Angélique serra ses deux poings et ses yeux étincelèrent.

– ...Je fais serment que je vous renverrai tous... Tous, du premier jusqu'au dernier, vous y compris ! Est-ce net ?

Maître Roger s'inclina. Son service auprès de Mme du Plessis lui avait appris qu'elle parlait rarement à la légère. Pour sa part, il estimait qu'un bon serviteur qui tient à sa place doit être aveugle, sourd et autant que possible muet, et il s'efforçait d'inculquer ces qualités aux gens de livrée dont il avait la responsabilité. Il dit qu'il se portait garant de leur silence et qu'aucun d'eux ne mettrait en balance l'avantage de servir Mme la marquise avec les ennuis qu'apporterait un futile bavardage.
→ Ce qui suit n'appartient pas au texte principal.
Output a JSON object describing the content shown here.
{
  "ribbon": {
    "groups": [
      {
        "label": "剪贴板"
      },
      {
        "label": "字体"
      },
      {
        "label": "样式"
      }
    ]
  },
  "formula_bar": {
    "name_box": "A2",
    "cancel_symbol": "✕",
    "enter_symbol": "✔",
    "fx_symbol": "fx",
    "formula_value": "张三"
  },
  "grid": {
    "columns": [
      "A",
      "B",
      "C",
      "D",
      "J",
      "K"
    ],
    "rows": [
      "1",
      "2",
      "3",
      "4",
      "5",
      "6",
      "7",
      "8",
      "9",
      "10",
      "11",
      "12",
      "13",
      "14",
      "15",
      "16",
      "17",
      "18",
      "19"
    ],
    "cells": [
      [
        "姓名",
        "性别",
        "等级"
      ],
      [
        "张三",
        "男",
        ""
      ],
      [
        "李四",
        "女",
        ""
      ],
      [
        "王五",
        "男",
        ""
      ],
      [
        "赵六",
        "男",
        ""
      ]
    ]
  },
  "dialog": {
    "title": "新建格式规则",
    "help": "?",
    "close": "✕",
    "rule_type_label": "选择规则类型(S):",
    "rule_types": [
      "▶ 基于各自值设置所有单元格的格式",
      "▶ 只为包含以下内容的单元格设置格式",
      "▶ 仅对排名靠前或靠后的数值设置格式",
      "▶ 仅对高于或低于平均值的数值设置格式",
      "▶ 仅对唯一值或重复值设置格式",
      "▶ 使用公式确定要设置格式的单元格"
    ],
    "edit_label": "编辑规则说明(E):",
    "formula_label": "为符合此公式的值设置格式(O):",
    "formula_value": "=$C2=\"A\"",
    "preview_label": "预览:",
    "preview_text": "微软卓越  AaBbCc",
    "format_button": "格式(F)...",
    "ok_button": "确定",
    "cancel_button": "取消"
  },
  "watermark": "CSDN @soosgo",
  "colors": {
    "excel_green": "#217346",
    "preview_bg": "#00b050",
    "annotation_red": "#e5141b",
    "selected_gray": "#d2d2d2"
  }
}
Elle se sentit rassurée sur ce point.

Mais abriter Rakoczi était une chose. L'aider à s'évader et à gagner sans encombre la frontière en était une autre. Elle ignorait les ordres que Louis XIV avait pu donner contre le révolutionnaire. Elle échafauda plusieurs projets, fit le compte de l'argent et des amis dont elle disposait pour mener à bien la difficile entreprise. Elle était encore plongée dans ses projets lorsque la petite pendule de sa chambre égrena les onze coups de la nuit. Comme elle se levait pour gagner son lit elle retint un léger cri. Rakoczi se tenait sur le seuil de sa chambre. Angélique se ressaisit.

– Comment vous portez-vous, Monsieur ?

– À merveille.

Le Hongrois s'avança en étirant de bien-être son long corps amaigri qui emplissait difficilement les vêtements d'emprunt prêtés par maître Roger, pourtant lui-même peu en chair.

– Je me sens mieux depuis que je me suis débarrassé de ma barbe. J'avais l'impression d'entrer peu à peu dans la peau d'un Moscovite.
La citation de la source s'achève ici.